Not only: the other insuperable difficulty of Descartes’s idealism consists precisely in the fact that if the Ego in its quest for knowledge is restricted to finding out, re-searching, the Object or “nature” or “the physical world, then,  given that this “nature” has physical laws that must be immutable by definition, the problem arises of how it is possible for anything to be created in the world. This problem goes back to St. Augustine’s intimation that human beings exist “ut initium esset” – so that there may be a beginning. By contrast, it is evident that in Descartes’s epistemology, which turns into an existential ontology (“What and how do I know?” becomes “I exist”), there is absolutely no room for free will once the notion of mathesis universalis, of a universal science or universal key (“clavis universalis”) is accepted. Conversely put, if we accept the notion of the world as a “grand livre” where every cause contains its effect and vice versa, then no free will or free human action is possible because (a) the ideal self cannot act upon the material world and (b) the material world already contains its entire unfolding in nuce or in embryo – as Aristotelian physis. The scientific notion of the conservation of energy – nothing is created, everything is conserved and transformed – essentially denies the possibility of creative actions by humans or any living things; it posits an extreme determinism that excludes free will. Even the notion of entropy is thereby rendered inexplicable. (This is essentially Schopenhauer’s argument in On the Freedom of the Will. For Schopenhauer, the Kantian Ding an Sich – the physical universe, is known or knowable to us and governed by scientific laws; whence it follows that the human intellect is also not “free”. It is the Will itself that is unknowable and opaque, and hence the true “thing-in-itself”. Thus, attributing “freedom” to the Will is a nonsense.)

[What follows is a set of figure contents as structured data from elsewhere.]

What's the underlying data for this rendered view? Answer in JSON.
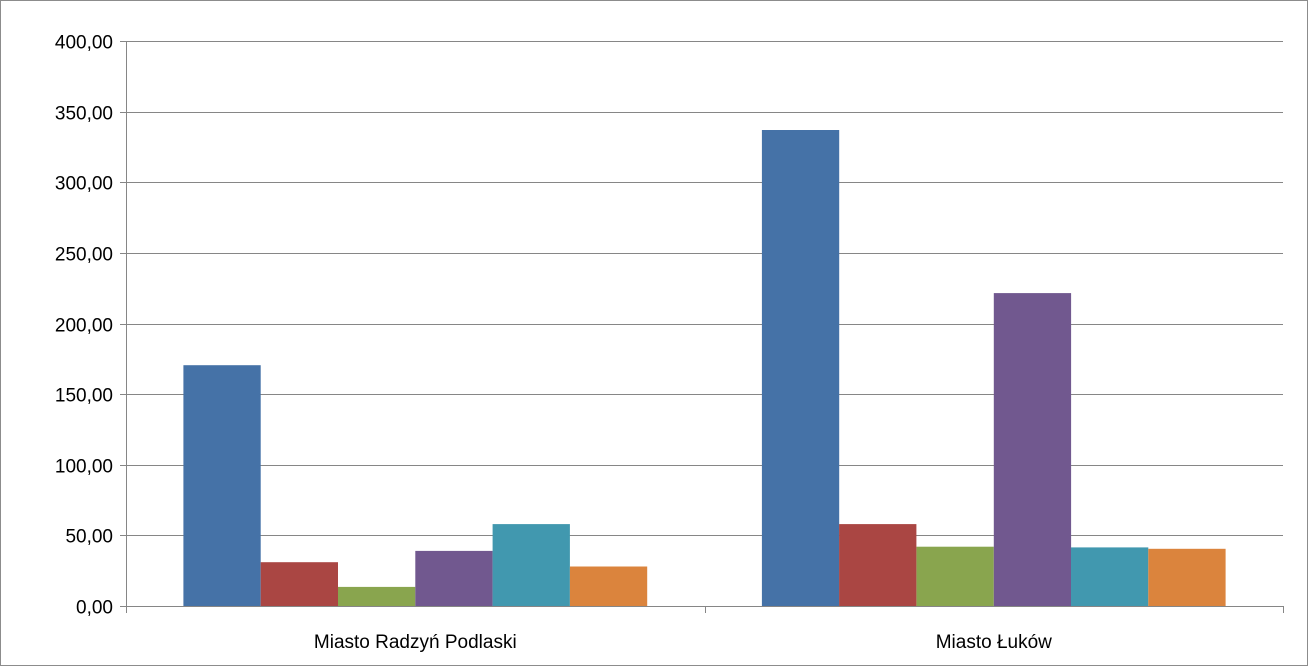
{
  "chart_data": {
    "type": "bar",
    "title": "",
    "xlabel": "",
    "ylabel": "",
    "categories": [
      "Miasto Radzyń Podlaski",
      "Miasto Łuków"
    ],
    "ylim": [
      0,
      400
    ],
    "yticks": [
      0,
      50,
      100,
      150,
      200,
      250,
      300,
      350,
      400
    ],
    "ytick_labels": [
      "0,00",
      "50,00",
      "100,00",
      "150,00",
      "200,00",
      "250,00",
      "300,00",
      "350,00",
      "400,00"
    ],
    "grid": true,
    "legend": "none",
    "series": [
      {
        "color": "#4572A7",
        "values": [
          170.5,
          337.0
        ]
      },
      {
        "color": "#AA4643",
        "values": [
          31.0,
          58.0
        ]
      },
      {
        "color": "#89A54E",
        "values": [
          13.5,
          42.0
        ]
      },
      {
        "color": "#71588F",
        "values": [
          39.0,
          221.5
        ]
      },
      {
        "color": "#4198AF",
        "values": [
          58.0,
          41.5
        ]
      },
      {
        "color": "#DB843D",
        "values": [
          28.0,
          40.5
        ]
      }
    ]
  }
}
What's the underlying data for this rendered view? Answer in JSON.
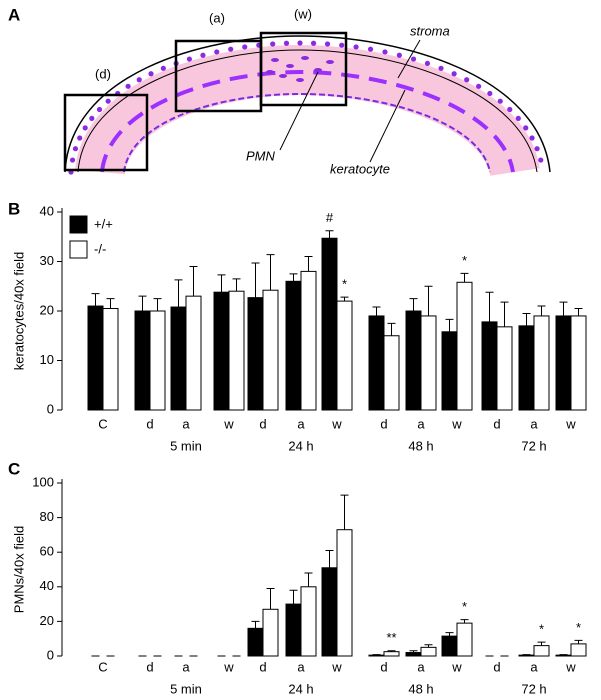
{
  "diagram": {
    "panel_label": "A",
    "boxes": [
      "(d)",
      "(a)",
      "(w)"
    ],
    "labels": [
      "stroma",
      "PMN",
      "keratocyte"
    ]
  },
  "chart_data": [
    {
      "type": "bar",
      "panel_label": "B",
      "y_label": "keratocytes/40x field",
      "categories": [
        "C",
        "d",
        "a",
        "w",
        "d",
        "a",
        "w",
        "d",
        "a",
        "w",
        "d",
        "a",
        "w"
      ],
      "group_labels": [
        null,
        null,
        "5 min",
        null,
        null,
        "24 h",
        null,
        null,
        "48 h",
        null,
        null,
        "72 h",
        null
      ],
      "series": [
        {
          "name": "+/+",
          "color": "#000000",
          "values": [
            21,
            20,
            20.8,
            23.8,
            22.7,
            26,
            34.7,
            19,
            20,
            15.8,
            17.8,
            17,
            19
          ],
          "errors": [
            2.5,
            3,
            5.5,
            3.5,
            7,
            1.5,
            1.5,
            1.8,
            2.5,
            2.5,
            6,
            2.5,
            2.8
          ],
          "markers": [
            null,
            null,
            null,
            null,
            null,
            null,
            "#",
            null,
            null,
            null,
            null,
            null,
            null
          ]
        },
        {
          "name": "-/-",
          "color": "#ffffff",
          "values": [
            20.5,
            20,
            23,
            24,
            24.2,
            28,
            22,
            15,
            19,
            25.8,
            16.8,
            19,
            19
          ],
          "errors": [
            2,
            2.5,
            6,
            2.5,
            7.2,
            3,
            0.8,
            2.5,
            6,
            1.8,
            5,
            2,
            1.5
          ],
          "markers": [
            null,
            null,
            null,
            null,
            null,
            null,
            "*",
            null,
            null,
            "*",
            null,
            null,
            null
          ]
        }
      ],
      "ylim": [
        0,
        40
      ],
      "yticks": [
        0,
        10,
        20,
        30,
        40
      ],
      "legend": "top-left"
    },
    {
      "type": "bar",
      "panel_label": "C",
      "y_label": "PMNs/40x field",
      "categories": [
        "C",
        "d",
        "a",
        "w",
        "d",
        "a",
        "w",
        "d",
        "a",
        "w",
        "d",
        "a",
        "w"
      ],
      "group_labels": [
        null,
        null,
        "5 min",
        null,
        null,
        "24 h",
        null,
        null,
        "48 h",
        null,
        null,
        "72 h",
        null
      ],
      "series": [
        {
          "name": "+/+",
          "color": "#000000",
          "values": [
            0,
            0,
            0,
            0,
            16,
            30,
            51,
            0.5,
            2,
            11.5,
            0,
            0.5,
            0.5
          ],
          "errors": [
            0,
            0,
            0,
            0,
            4,
            8,
            10,
            0.3,
            1,
            2,
            0,
            0.3,
            0.3
          ],
          "markers": [
            null,
            null,
            null,
            null,
            null,
            null,
            null,
            null,
            null,
            null,
            null,
            null,
            null
          ]
        },
        {
          "name": "-/-",
          "color": "#ffffff",
          "values": [
            0,
            0,
            0,
            0,
            27,
            40,
            73,
            2.5,
            5,
            19,
            0,
            6,
            7
          ],
          "errors": [
            0,
            0,
            0,
            0,
            12,
            8,
            20,
            0.5,
            1.5,
            2,
            0,
            2,
            2
          ],
          "markers": [
            null,
            null,
            null,
            null,
            null,
            null,
            null,
            "**",
            null,
            "*",
            null,
            "*",
            "*"
          ]
        }
      ],
      "ylim": [
        0,
        100
      ],
      "yticks": [
        0,
        20,
        40,
        60,
        80,
        100
      ]
    }
  ]
}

Descartes and humanism, from which he obviously drew much of his learning, were too caught up in the rejection of theological and theocratic ideas to be able to overcome radically the hiatus between essence and existence, thought and matter. Without the aid and benefit of Darwin’s evolutionary findings, he had no insight into the historical development of human faculties and of language in particular. Had he been so aware, Descartes may well have found that the solution to his transcendental impasse lay in the very reason why he had opted for French rather than Latin to publish his studies: - the fact that language, as the unity of thought, action and world, provides the immanentist historical solution to his philosophical puzzle. It may well be said (with Negri) that Descartes’s radicalization of the cogito through the mediation of the ontological proof and of the omnipotence of the Divinity ends up turning his philosophical idealism into a blatant ideology, due in large part to his own recognition of the defeat of humanism after the condemnation of Galileo. The conclusion remains that Descartes cannot account for the world – and so he cannot account for human activity either – scientific, technological or productive.

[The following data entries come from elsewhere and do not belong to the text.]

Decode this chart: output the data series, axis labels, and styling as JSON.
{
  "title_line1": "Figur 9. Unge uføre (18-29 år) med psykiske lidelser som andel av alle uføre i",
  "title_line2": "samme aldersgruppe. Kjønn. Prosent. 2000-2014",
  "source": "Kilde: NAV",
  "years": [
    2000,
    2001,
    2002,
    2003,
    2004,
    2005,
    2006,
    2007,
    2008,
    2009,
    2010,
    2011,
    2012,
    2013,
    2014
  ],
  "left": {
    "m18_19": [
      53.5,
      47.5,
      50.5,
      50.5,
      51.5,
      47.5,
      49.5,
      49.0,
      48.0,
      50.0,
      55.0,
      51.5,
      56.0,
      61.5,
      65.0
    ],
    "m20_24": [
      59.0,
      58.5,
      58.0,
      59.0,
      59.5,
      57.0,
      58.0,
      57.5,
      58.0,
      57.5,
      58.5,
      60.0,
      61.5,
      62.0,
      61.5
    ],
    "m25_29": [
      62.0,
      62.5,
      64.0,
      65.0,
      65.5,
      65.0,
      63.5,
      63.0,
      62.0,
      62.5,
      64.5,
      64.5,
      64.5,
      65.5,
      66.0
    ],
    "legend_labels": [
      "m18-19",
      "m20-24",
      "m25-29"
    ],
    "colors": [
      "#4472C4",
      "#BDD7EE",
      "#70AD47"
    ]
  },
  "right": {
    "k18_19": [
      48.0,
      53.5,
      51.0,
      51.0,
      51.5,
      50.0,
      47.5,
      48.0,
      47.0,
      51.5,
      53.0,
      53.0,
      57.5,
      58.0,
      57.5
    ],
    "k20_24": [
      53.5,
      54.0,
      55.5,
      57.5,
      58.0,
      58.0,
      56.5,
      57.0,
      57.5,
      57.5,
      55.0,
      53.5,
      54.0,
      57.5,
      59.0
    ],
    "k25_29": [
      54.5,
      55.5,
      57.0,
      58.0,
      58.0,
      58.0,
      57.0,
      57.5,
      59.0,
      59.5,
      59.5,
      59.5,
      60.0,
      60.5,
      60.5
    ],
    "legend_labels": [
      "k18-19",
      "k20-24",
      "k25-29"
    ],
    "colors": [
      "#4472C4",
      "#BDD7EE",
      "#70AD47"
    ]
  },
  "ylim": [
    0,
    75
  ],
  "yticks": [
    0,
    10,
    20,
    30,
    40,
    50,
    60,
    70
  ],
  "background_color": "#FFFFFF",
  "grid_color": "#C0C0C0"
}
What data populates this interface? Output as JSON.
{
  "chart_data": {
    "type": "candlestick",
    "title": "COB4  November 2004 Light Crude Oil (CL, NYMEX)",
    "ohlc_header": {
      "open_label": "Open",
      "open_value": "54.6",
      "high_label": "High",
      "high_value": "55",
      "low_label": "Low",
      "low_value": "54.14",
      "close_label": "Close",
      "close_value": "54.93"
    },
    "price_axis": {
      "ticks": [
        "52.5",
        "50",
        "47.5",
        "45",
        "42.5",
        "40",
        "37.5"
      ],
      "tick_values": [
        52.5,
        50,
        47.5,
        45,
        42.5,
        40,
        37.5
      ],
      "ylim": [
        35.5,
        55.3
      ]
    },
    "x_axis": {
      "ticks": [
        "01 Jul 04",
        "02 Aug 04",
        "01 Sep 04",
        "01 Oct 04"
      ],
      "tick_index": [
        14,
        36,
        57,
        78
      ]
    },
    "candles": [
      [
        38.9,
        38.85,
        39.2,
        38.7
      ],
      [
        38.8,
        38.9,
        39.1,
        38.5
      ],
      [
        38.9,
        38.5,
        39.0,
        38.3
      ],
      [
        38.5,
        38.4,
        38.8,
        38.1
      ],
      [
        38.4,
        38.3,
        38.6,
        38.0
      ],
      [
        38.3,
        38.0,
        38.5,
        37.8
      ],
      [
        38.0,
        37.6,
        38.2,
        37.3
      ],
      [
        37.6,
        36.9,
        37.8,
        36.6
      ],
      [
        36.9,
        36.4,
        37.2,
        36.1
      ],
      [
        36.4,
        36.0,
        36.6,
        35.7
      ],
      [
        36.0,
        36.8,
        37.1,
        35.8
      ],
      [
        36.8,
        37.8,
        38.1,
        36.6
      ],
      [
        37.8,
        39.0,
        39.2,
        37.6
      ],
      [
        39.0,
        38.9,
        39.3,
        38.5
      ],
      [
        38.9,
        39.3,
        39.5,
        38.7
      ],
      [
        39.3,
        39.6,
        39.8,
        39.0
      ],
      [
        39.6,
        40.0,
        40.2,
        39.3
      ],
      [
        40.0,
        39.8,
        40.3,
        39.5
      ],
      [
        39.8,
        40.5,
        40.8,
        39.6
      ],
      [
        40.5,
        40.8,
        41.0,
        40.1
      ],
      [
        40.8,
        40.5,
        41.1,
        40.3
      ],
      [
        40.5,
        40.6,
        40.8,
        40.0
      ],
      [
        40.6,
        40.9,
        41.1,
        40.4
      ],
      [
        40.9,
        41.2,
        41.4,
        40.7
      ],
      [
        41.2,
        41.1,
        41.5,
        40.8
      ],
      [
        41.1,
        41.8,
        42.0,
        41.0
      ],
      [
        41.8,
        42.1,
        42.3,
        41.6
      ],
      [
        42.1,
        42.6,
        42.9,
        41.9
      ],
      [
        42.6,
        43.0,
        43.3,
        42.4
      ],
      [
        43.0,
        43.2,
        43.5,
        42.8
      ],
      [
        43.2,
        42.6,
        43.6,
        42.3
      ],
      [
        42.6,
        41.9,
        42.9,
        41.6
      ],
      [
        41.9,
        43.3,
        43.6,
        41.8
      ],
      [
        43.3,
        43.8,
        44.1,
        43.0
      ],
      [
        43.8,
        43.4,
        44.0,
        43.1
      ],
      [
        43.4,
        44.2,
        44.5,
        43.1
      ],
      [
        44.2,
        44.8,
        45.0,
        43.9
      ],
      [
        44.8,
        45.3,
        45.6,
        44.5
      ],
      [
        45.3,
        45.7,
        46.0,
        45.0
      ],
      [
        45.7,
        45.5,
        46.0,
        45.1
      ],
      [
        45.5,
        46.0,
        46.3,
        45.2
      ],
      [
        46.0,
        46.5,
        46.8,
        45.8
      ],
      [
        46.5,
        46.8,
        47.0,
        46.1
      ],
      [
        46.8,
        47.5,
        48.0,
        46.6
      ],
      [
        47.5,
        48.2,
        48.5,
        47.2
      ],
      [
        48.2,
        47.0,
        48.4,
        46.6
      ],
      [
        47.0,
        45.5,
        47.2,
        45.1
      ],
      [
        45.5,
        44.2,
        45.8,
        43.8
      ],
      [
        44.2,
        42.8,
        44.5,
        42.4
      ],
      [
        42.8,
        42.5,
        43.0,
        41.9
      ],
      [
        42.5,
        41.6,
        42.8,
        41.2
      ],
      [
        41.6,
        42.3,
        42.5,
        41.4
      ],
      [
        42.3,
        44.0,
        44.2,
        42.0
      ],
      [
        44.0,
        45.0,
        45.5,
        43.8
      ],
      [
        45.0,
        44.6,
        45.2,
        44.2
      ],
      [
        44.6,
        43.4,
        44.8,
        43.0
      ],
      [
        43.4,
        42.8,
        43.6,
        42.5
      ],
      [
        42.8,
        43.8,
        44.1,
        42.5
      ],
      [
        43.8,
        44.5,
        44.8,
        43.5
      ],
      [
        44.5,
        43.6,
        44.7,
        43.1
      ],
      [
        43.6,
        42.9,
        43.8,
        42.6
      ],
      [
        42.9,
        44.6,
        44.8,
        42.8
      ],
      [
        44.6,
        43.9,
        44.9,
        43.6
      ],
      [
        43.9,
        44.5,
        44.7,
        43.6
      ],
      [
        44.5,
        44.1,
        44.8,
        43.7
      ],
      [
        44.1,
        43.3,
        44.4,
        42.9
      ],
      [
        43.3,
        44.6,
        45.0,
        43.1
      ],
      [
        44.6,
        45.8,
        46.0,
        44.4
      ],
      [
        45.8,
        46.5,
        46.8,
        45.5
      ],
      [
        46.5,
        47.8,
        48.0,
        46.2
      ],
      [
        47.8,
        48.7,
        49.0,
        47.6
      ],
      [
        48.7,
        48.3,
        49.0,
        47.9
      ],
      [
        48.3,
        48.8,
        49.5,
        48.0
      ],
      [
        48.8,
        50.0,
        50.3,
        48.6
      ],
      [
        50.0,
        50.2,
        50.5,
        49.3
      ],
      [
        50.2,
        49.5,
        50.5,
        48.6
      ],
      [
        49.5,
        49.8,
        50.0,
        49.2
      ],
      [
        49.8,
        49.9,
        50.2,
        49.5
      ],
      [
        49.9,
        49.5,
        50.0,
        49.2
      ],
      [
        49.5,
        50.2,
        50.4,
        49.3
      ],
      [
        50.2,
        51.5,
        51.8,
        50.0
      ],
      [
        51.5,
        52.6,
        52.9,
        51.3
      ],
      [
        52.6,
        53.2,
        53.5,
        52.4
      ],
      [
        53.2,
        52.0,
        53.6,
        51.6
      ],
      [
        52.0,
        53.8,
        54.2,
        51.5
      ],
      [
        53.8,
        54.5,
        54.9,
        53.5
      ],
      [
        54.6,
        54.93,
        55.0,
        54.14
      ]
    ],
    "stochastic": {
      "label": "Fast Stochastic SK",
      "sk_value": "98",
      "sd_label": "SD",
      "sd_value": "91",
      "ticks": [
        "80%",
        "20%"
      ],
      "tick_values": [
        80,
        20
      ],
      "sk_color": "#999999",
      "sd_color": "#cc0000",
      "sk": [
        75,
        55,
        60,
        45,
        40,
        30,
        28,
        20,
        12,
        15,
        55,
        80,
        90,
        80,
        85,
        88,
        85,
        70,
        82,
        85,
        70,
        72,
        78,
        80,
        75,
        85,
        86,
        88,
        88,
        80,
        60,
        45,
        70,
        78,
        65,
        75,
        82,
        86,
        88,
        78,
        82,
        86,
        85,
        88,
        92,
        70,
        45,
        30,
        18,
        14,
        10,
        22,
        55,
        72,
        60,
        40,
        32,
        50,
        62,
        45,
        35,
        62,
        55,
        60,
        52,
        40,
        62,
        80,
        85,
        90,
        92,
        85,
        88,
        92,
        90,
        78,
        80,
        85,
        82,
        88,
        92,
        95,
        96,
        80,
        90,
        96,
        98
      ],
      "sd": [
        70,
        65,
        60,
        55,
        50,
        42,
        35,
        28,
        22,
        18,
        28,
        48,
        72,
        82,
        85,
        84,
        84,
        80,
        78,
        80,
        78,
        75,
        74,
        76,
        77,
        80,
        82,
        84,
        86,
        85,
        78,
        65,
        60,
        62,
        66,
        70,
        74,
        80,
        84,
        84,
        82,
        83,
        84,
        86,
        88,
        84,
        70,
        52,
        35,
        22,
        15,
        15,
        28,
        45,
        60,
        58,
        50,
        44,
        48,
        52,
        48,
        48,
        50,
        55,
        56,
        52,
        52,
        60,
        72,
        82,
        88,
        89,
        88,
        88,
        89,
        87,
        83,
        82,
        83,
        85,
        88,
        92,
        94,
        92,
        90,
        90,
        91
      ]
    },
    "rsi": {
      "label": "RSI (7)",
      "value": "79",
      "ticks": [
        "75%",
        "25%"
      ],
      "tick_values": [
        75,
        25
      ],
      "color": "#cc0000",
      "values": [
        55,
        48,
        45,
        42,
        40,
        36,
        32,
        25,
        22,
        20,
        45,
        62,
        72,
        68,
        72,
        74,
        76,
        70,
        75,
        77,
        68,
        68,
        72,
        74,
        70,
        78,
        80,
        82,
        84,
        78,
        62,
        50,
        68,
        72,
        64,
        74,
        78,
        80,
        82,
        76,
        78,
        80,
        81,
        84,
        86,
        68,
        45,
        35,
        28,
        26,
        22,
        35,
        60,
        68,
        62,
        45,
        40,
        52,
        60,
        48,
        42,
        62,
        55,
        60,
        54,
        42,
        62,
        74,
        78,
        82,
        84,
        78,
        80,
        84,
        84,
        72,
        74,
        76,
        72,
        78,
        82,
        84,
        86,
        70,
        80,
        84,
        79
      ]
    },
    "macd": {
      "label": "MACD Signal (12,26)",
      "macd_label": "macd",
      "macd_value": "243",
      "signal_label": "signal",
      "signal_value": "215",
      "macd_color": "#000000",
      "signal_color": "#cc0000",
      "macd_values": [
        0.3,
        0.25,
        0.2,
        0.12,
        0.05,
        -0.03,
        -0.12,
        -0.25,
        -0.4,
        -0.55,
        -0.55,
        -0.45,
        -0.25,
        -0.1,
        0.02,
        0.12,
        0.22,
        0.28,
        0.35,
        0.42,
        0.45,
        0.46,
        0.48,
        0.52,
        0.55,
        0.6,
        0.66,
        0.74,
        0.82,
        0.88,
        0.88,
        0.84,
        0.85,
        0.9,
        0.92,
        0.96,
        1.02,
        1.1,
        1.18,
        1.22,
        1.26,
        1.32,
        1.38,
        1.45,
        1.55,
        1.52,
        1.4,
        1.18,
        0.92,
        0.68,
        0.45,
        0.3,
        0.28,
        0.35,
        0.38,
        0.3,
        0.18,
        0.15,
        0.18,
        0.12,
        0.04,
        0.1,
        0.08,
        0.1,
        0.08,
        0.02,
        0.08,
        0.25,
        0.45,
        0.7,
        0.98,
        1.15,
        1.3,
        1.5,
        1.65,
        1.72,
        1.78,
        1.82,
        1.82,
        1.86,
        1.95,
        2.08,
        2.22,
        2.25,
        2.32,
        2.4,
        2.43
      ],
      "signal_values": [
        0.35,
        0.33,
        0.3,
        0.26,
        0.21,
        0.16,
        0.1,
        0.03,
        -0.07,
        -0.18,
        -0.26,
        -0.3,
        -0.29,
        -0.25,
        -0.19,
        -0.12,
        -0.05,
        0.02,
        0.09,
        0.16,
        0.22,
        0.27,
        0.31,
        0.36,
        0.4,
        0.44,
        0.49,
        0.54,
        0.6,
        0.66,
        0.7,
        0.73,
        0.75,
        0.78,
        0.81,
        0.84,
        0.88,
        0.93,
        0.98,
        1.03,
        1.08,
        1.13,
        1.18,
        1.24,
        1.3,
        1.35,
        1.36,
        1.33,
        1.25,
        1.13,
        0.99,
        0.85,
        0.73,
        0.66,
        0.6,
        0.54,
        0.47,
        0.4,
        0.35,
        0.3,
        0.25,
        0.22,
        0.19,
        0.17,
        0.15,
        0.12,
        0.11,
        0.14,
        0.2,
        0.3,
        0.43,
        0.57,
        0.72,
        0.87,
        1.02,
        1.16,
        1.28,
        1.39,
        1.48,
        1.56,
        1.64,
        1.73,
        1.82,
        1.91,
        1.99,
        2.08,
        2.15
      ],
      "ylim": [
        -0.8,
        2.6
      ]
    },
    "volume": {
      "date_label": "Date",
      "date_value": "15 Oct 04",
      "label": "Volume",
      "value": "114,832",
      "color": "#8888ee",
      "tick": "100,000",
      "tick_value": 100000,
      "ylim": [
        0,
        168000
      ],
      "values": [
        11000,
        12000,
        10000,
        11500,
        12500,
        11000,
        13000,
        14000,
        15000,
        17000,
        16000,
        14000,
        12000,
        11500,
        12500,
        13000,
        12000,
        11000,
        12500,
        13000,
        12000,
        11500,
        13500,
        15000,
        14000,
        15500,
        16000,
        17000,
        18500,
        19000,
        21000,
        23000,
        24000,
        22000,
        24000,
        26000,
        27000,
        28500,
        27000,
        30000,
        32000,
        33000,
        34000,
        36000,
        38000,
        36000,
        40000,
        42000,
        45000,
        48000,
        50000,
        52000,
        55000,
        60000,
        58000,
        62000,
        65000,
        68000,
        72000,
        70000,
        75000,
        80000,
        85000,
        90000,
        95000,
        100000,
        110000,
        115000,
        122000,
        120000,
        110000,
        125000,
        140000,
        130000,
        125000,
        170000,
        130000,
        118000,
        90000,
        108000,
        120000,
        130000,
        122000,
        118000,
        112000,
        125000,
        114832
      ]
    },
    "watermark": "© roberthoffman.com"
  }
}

His ex-aggeration of (literally, erecting a rampart around) the Divinity as the omnipotent enabler of human invention was a crumbling fable from the very outset: not the world, then, is a “fable” (cf. Nietzsche’s Twilight) but rather the Cartesian philosophical reduction of it to that sorry status – something that Nietzsche justly derided, seeking thereby to rescue precisely this life-world from its Cartesian extrusion (cf. The Anti-Christ, par.14).